How to optimize insert , delete and update sql statement

  • Usually, we often talk about the approach of optimization select statement in SQL server, but now if there are any tips of improving the performance in a high concurrent system, if there is , how to optimze? could you please help to provide some pratical experience ?thanks!

  • I think the 3 most important things are...

    1. Correctly designed and indexed DRI.
    2. Proper design of tables.
    3. A serious understanding of page splits and all that goes with them including but not limited to Clustered Index Design, a very good understanding of in-row vs out of row Lobs and large VARCHAR()/NVARCHAR()s, identifying columns that will suffer "Expansive" updates and how to prevent them from being expansive, really good understanding of Insert/Update patterns, and the right kind of index maintenance which, in many cases, might be "none" and, in other cases, might be "every damned night".  You also need to understand how the datatypes of each column are going to affect things (Ever-increasing Clustered Indexes are NOT a panacea of performance and can make things quite bad when "ExpAnsive" updates are present while GUIDs might be the way to go for very rapid fire inserts... provided that you understand the correct type of index maintenance on both).
    4. Understanding that there are at least 6 different Insert/Update patterns and the 4 of them are seriously affected by "ExpAnsive" updates.  For example, would you think it possible to have totally massive fragmentation during inserts even though NO bad page-splits occur and the pages are as close to 100% full as possible?  Do you know how to make indexes with GUIDs for leading columns go for weeks and even months of Inserts (and some "ExpAnsive") updates with absolutely no page splits (not even good ones)?  And, no... just lowing the Fill Factor won't do it... you also have to maintain the indexes correctly and, I'm here to tell you, what people have adopted as a "Best Practice" in that area is actually a worst practice, especially (but not limitedd to) when it comes to GUIDs.

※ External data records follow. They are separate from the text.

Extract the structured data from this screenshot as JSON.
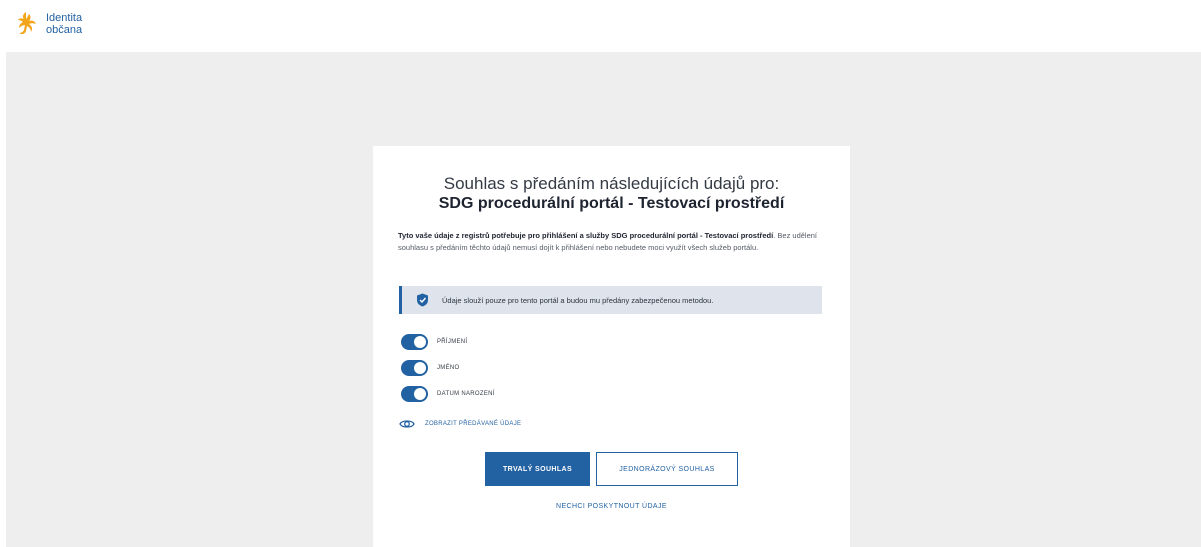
{
  "brand": {
    "line1": "Identita",
    "line2": "občana",
    "accent": "#2362a2",
    "logo_color": "#f2a51b"
  },
  "consent": {
    "heading": "Souhlas s předáním následujících údajů pro:",
    "portal_name": "SDG procedurální portál - Testovací prostředí",
    "description_bold_part1": "Tyto vaše údaje z registrů potřebuje pro přihlášení a služby SDG procedurální portál - Testovací prostředí",
    "description_rest": ". Bez udělení souhlasu s předáním těchto údajů nemusí dojít k přihlášení nebo nebudete moci využít všech služeb portálu.",
    "info_text": "Údaje slouží pouze pro tento portál a budou mu předány zabezpečenou metodou.",
    "fields": [
      {
        "label": "PŘÍJMENÍ",
        "enabled": true
      },
      {
        "label": "JMÉNO",
        "enabled": true
      },
      {
        "label": "DATUM NAROZENÍ",
        "enabled": true
      }
    ],
    "show_data_label": "ZOBRAZIT PŘEDÁVANÉ ÚDAJE",
    "permanent_button": "TRVALÝ SOUHLAS",
    "one_time_button": "JEDNORÁZOVÝ SOUHLAS",
    "decline_link": "NECHCI POSKYTNOUT ÚDAJE"
  }
}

    There's a whole lot more but, because as you suggest, inserts and updates don't happen as often as SELECTs, many folks don't pay attention to Inserts, Updates, or Deletes until one of those things takes a minute or two to operate on just one row.

    Sorry... didn't mean to ramble on that but, to be honest, that's all just scratching the surface.

     

    --Jeff Moden


    RBAR is pronounced "ree-bar" and is a "Modenism" for Row-By-Agonizing-Row.
    First step towards the paradigm shift of writing Set Based code:
    ________Stop thinking about what you want to do to a ROW... think, instead, of what you want to do to a COLUMN.

    Change is inevitable... Change for the better is not.


    Helpful Links:
    How to post code problems
    How to Post Performance Problems
    Create a Tally Function (fnTally)

  • Thank you Jeff Moden for you kind help!

    you said "Understanding that there are at least 6 different Insert/Update patterns and the 4 of them are seriously affected by "ExpAnsive" updates. ", could you please help me the said word ? thanks a lot!

  • Additionally understanding that the WHERE clauses and JOIN criteria (if any) for data manipulation queries are subject to all the same rules as a SELECT query. Something like a function in the WHERE clause that would cause a scan in a SELECT query will also cause a scan in an UPDATE query, hurting performance on each.

    Also, the tools used to understand the behavior of a data modification query are the same as attempting to tune SELECT queries. You'll be capturing query metrics with Extended Events or Query Store or the DMVs. You'll be interpreting behaviors using execution plans. All the same stuff.

    "The credit belongs to the man who is actually in the arena, whose face is marred by dust and sweat and blood"
    - Theodore Roosevelt

    Author of:
    SQL Server Execution Plans
    SQL Server Query Performance Tuning

  • Grant Fritchey wrote:

    Additionally understanding that the WHERE clauses and JOIN criteria (if any) for data manipulation queries are subject to all the same rules as a SELECT query. Something like a function in the WHERE clause that would cause a scan in a SELECT query will also cause a scan in an UPDATE query, hurting performance on each.

    Also, the tools used to understand the behavior of a data modification query are the same as attempting to tune SELECT queries. You'll be capturing query metrics with Extended Events or Query Store or the DMVs. You'll be interpreting behaviors using execution plans. All the same stuff.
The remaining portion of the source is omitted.